Dense Al2O3 sealing inhibited high hydrostatic pressure corrosion of Cr/GLC coating

Abstract The corrosion failure of amorphous carbon (a-C) coatings is commonly ascribed to the existence of growth microdefects, which serve as pathways for corrosive fluids to permeate the substrate. Atomic layer deposition (ALD) is renowned for its ability to augment the corrosion resistance of metallic materials. Graphite-like carbon (GLC) is one of the amorphous carbon materials dominated by hybridized sp 2 -C bonds. In this study, an ALD-deposited Al 2 O 3 layer is specially introduced on the Cr/GLC multilayer coating to solve the aforementioned corrosion risk of a-C by taking the sealing conception for defects. Compared to the as-deposited Cr/GLC coating, the coating encapsulated with Al 2 O 3 layer depicts the reduction of corrosion current density over two orders of magnitude under a wide pressure range of 0.1 ~ 15 MPa. Particularly, the presence of released Cr n+ and Fe n+ in the corrosion solution is significantly diminished, accompanying with a small quantity of Al n+ generated in sealed coating during corrosion.
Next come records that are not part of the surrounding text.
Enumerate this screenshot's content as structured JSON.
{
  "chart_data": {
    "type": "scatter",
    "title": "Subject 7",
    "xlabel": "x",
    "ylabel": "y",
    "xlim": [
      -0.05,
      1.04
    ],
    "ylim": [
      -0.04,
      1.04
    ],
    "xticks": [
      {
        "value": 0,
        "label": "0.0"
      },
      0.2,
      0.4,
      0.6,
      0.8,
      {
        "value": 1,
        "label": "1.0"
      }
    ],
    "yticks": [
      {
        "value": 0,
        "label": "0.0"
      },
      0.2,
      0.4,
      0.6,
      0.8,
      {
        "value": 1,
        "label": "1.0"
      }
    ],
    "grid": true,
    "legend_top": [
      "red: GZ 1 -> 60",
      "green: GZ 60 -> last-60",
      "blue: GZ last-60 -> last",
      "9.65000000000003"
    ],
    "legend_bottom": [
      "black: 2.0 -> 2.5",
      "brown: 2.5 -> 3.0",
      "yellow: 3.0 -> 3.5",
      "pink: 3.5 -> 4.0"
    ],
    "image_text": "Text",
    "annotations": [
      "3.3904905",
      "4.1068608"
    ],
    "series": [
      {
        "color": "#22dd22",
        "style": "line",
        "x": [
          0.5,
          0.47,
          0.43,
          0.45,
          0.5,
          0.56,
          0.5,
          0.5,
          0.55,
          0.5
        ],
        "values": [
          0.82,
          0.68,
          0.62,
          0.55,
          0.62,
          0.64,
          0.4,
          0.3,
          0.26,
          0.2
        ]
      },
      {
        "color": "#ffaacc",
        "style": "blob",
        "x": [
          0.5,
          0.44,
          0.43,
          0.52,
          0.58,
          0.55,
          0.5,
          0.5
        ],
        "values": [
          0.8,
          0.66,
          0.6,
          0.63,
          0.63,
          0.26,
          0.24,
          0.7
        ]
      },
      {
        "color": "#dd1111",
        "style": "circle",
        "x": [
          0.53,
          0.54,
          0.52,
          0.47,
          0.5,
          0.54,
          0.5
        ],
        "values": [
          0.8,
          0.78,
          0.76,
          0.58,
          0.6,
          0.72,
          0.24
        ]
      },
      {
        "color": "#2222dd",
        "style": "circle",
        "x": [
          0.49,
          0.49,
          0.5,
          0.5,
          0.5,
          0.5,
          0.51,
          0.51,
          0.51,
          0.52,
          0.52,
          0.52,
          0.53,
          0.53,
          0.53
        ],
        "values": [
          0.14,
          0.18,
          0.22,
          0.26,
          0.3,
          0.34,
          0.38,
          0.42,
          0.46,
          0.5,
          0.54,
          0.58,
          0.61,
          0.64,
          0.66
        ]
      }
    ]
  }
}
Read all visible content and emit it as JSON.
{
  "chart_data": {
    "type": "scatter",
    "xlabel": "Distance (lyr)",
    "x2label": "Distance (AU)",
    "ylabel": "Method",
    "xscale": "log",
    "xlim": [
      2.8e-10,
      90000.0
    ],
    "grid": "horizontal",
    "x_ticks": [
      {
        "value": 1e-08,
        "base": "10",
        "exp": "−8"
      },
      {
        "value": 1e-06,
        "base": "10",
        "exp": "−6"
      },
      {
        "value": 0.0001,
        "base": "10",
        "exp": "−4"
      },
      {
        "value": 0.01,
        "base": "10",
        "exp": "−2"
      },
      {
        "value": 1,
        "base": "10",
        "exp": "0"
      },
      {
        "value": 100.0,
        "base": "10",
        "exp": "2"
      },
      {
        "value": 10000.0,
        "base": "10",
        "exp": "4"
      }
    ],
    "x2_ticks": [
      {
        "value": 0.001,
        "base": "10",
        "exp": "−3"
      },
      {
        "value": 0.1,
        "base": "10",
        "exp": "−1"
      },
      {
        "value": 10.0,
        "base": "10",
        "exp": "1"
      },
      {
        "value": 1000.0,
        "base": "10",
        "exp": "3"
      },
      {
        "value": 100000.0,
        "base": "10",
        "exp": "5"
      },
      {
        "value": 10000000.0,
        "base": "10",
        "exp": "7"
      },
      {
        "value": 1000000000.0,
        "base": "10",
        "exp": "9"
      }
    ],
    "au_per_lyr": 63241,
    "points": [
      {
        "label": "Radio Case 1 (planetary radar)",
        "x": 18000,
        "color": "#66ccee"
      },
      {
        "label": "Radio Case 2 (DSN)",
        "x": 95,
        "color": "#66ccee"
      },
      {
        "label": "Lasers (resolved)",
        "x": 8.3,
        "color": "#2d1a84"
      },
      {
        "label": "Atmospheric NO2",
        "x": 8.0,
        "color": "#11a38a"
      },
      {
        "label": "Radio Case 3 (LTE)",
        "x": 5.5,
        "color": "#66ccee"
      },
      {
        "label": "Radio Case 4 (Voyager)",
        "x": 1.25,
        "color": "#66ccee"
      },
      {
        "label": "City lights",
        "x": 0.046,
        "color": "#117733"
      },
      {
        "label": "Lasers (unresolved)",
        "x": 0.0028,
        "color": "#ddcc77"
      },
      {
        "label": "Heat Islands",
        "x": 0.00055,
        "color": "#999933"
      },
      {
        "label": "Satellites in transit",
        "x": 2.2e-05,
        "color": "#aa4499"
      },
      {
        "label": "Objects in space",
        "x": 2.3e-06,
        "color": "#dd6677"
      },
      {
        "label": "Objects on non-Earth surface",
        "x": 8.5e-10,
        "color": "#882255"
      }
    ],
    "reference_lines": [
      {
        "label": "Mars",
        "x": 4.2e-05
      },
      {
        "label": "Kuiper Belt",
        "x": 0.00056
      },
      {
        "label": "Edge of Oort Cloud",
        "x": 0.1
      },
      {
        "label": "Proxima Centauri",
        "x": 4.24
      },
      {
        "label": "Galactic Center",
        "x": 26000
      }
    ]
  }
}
Microstructural analysis and electrochemical results identified that both the dense Al 2 O 3 layer offered strong safeguard for Cr elements released from multilayers, whilst amorphous carbon network inhibited the likelihood chloride penetration induced by partially infiltrated Al 2 O 3 , which made the synergistic contributions to the enhancement of corrosion resistance for Cr/GLC coating for deep-sea applications.